No Oiapoque, os índios destacaram: “somos quatro povos diferentes, que vivem em cinco regiões situadas em 3 Terras Indígenas, e nossas decisões são tomadas coletivamente, ouvindo a base das nossas comunidades”.
“Fazer o protocolo de consulta é ter nossa autonomia e da nossa terra indígena. É pensar nos desafios que encontramos hoje: a BR156 que cortou a nossa Terra Indígena e muitos outros empreendimentos que a gente nem tem conhecimento que estão acontecendo. Vai ser importante conversar sobre isso para reconhecermos que temos esse direito e poder dizer como queremos ser consultados, explicar qual é a forma que queremos nossa consulta aqui no Oiapoque. E o governo tem que respeitar o nosso tempo de tomar uma decisão”, Abilis Charles dos Santos, jovem da Aldeia Tukay.
A organização dos povos indígenas do Oiapoque e o caminho da consulta
Foram realizados trabalhos em grupos sobre a complexa forma de organização dos povos indígenas do Oiapoque para os processos de tomada de decisão, no qual se reforçaram os papéis dos caciques no Conselho dos Caciques dos Povos Indígenas do Oiapoque (CCPIO), como também dos conselheiros, das mulheres, dos jovens, dos professores e das associações indígenas.

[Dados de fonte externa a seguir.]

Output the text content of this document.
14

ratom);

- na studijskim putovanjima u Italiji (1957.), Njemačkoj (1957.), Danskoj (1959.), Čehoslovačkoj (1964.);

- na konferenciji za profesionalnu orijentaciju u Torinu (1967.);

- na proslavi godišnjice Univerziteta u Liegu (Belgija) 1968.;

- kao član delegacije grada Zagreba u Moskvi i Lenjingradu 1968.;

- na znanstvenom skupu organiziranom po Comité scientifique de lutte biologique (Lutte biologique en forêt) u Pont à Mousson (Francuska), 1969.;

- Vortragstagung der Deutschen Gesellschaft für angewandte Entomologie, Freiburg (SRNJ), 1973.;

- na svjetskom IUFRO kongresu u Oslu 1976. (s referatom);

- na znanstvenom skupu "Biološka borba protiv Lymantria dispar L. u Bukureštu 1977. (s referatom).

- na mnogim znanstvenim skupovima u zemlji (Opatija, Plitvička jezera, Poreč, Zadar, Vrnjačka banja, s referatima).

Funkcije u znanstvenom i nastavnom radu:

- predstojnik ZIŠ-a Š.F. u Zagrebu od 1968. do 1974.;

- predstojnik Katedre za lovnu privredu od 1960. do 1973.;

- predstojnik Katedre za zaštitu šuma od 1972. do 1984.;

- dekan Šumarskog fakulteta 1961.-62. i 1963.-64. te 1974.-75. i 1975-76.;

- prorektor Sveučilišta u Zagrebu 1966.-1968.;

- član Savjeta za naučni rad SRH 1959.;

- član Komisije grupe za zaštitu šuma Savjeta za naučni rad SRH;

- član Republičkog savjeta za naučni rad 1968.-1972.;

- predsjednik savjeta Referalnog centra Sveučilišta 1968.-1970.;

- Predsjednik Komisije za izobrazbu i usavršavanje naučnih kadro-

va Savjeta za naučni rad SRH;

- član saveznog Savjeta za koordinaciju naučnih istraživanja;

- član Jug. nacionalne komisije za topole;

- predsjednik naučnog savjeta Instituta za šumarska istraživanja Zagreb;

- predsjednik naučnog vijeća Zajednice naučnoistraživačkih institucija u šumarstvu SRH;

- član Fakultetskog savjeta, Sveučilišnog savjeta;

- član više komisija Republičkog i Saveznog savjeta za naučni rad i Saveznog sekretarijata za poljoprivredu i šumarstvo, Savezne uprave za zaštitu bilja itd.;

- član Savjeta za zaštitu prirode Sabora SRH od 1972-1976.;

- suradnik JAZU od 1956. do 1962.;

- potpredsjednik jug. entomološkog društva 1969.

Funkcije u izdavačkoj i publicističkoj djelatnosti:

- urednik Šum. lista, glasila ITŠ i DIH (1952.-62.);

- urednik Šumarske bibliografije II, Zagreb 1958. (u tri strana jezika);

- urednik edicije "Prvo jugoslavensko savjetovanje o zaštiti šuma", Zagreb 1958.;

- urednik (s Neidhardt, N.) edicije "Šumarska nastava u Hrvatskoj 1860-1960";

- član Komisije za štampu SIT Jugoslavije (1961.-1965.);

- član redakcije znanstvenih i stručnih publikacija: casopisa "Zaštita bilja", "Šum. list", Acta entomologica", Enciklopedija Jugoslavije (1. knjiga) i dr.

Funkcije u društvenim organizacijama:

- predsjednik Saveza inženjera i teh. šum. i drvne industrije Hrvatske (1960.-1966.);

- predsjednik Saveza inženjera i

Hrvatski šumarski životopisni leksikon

Trazendo um relato do contexto mais amplo da região, apareceu um histórico de (más) experiências em diálogos e acordos com o governo e empreendimentos, como é o caso da rodovia BR156 que cruzou à Terra Indígena Uaçá e que se encontra em vias de ser asfaltada, e da Pequena Central Hidrelétrica que será construída no Rio Oiapoque. A partir desses relatos, o protocolo foi apontado como uma importante ferramenta para “não repetir os erros do passado”.
Pensando no caminho de uma consulta adequada, os participantes desenharam diferentes esquemas, curvas e rotas para um bom diálogo com o governo, levando e trazendo as informações para as comunidades, a fim de garantir uma consulta que contemple de fato uma participação efetiva dos diferentes atores para a tomada de uma decisão.
“Nossas decisões saem da base, da discussão dentro das comunidades. É o Conselho dos Caciques dos Povos Indígenas do Oiapoque (CCPIO) que toma as decisões, mas as informações vêm da base, pois quem sofre são as pessoas que estão nas comunidades”, Cacique Silvio Nunes Vidal, Aldeia Kunanã.
Próximos passos
Ainda serão realizadas mais três oficinas nas regiões do Rio Curipi, Rio Uaçá e Rio Urukauá, a partir das quais será feita uma sistematização do material levantado, para ser trabalhada coletivamente na versão final do Protocolo. Além desse levantamento de informações, as oficinas regionais se configuram como importantes momentos de formação para os povos indígenas, sobre seus direitos garantidos e fortalecendo sua autonomia.
Nas duas oficinas realizadas, contou-se com a participação de aproximadamente 80 pessoas, incluindo jovens, mulheres, professores, caciques, entre outros atores. A mediação foi realizada por Erika Yamada, advogada especialista em direito e política indigenista com vasta experiência na área de Consulta Prévia, acompanhada pelas assessoras do Iepé, Rita Lewkowicz e Juliana Licio. Também estiveram presentes Joenes Guimarães e Haroldo dos Santos, representantes da FUNAI, e José Damasceno Forte Karipuna e Gilberto Iaparrá, representantes do CCPIO.
As oficinas foram realizadas pelo Iepé, com apoio da Rede de Cooperação Amazônica – RCA.